第三話「〝異〟世界遺産を護る者達」
「気に入ったぞ。お前『百十字軍』に入るか」
「…」
「…え?」
突如、放たれた勧誘に頭が真っ白になる。
展開早すぎじゃないか?主人公だからって手抜きし過ぎじゃないか?
頭を抱えながら返事を迷っていると、軍団長の男は口を開いた。
「勿論、拉致されたお前に同情しているわけではない。お前を次期団長として育てあげたいのだ」
「次期…軍団長…?」
俺が?こいつの代わりに?
って、そもそも何の軍団なんだ?
恐る恐る尋ねてみると、意外にも親切に教えてくれた。見た目ほどこの男は凶悪では無いのかもしれない。

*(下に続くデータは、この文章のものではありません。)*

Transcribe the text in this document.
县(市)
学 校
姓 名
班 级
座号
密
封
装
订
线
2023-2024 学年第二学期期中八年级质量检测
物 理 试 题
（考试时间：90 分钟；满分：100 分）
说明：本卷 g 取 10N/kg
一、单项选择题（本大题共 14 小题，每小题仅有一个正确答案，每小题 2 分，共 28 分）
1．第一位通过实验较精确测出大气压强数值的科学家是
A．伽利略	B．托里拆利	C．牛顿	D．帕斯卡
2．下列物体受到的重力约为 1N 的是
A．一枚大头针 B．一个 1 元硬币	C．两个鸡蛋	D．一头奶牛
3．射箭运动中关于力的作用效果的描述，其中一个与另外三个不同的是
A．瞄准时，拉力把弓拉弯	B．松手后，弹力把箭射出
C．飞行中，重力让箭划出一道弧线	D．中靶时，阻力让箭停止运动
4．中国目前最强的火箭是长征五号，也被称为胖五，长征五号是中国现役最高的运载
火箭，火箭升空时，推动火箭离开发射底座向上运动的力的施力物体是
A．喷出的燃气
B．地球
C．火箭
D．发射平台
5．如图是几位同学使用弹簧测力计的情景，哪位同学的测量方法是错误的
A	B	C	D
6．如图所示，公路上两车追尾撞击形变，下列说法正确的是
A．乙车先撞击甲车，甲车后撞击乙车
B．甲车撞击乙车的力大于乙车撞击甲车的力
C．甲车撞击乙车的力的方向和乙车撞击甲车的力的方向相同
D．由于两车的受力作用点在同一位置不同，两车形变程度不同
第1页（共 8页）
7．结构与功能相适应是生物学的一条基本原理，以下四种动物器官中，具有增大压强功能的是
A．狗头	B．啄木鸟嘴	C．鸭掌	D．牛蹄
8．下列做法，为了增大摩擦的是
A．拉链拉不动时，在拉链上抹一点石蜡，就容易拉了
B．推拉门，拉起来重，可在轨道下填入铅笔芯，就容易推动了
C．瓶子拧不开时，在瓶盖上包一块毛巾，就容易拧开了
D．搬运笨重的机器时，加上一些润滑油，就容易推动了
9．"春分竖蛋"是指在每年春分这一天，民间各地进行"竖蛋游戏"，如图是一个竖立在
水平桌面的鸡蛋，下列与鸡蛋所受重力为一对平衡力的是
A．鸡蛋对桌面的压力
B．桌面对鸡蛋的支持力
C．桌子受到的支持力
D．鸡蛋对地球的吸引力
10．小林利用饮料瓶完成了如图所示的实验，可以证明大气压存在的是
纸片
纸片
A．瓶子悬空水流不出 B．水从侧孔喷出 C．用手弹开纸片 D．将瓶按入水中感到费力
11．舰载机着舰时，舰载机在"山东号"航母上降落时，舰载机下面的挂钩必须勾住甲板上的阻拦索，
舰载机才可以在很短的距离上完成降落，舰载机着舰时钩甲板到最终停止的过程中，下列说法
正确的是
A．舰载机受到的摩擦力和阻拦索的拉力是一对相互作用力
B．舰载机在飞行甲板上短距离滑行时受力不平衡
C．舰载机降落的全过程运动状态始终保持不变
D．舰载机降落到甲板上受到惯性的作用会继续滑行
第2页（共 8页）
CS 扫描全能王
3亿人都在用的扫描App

「俺たちは『百十字軍』…歴史的〝異〟世界遺産を保護している」
「歴史的〝異〟世界遺産?」
「あぁ、ここもそうだぞ。レインボーストーン国立公園は人に無限の命を与える」
すると、男は僕の背後にある湖を指指した。
振り返ってみると七色の光が踊るように揺れている。しかし、不老不死になる効果があると信じがたい。一口飲むと死んでしまいそうな色味だからだ。
「な、なんで、僕を誘うんだ…転生?したばっかりだし…
「あんたが転生して来たからよ」
「え?」
この世界では転生は珍しいことなのか…
女体化した沖田総司の言葉に違和感を覚える。
「俺の他に転生者はいないのか?」
「いや、いるな。しかし、珍しい…何故なら…
お前をこの世界に連れてきた犯人は〝異〟世界遺産に登録されているからな」
「せ、世界遺産に?」
聞き間違いじゃないだろうか。人間国宝ならまだしも、人が登録されるのか?石像のような人物なんだろうか…
そんな妄想が顔にまで出ていたのか、団長と呼ばれた男は竜のような牙を見せながら言葉を発した。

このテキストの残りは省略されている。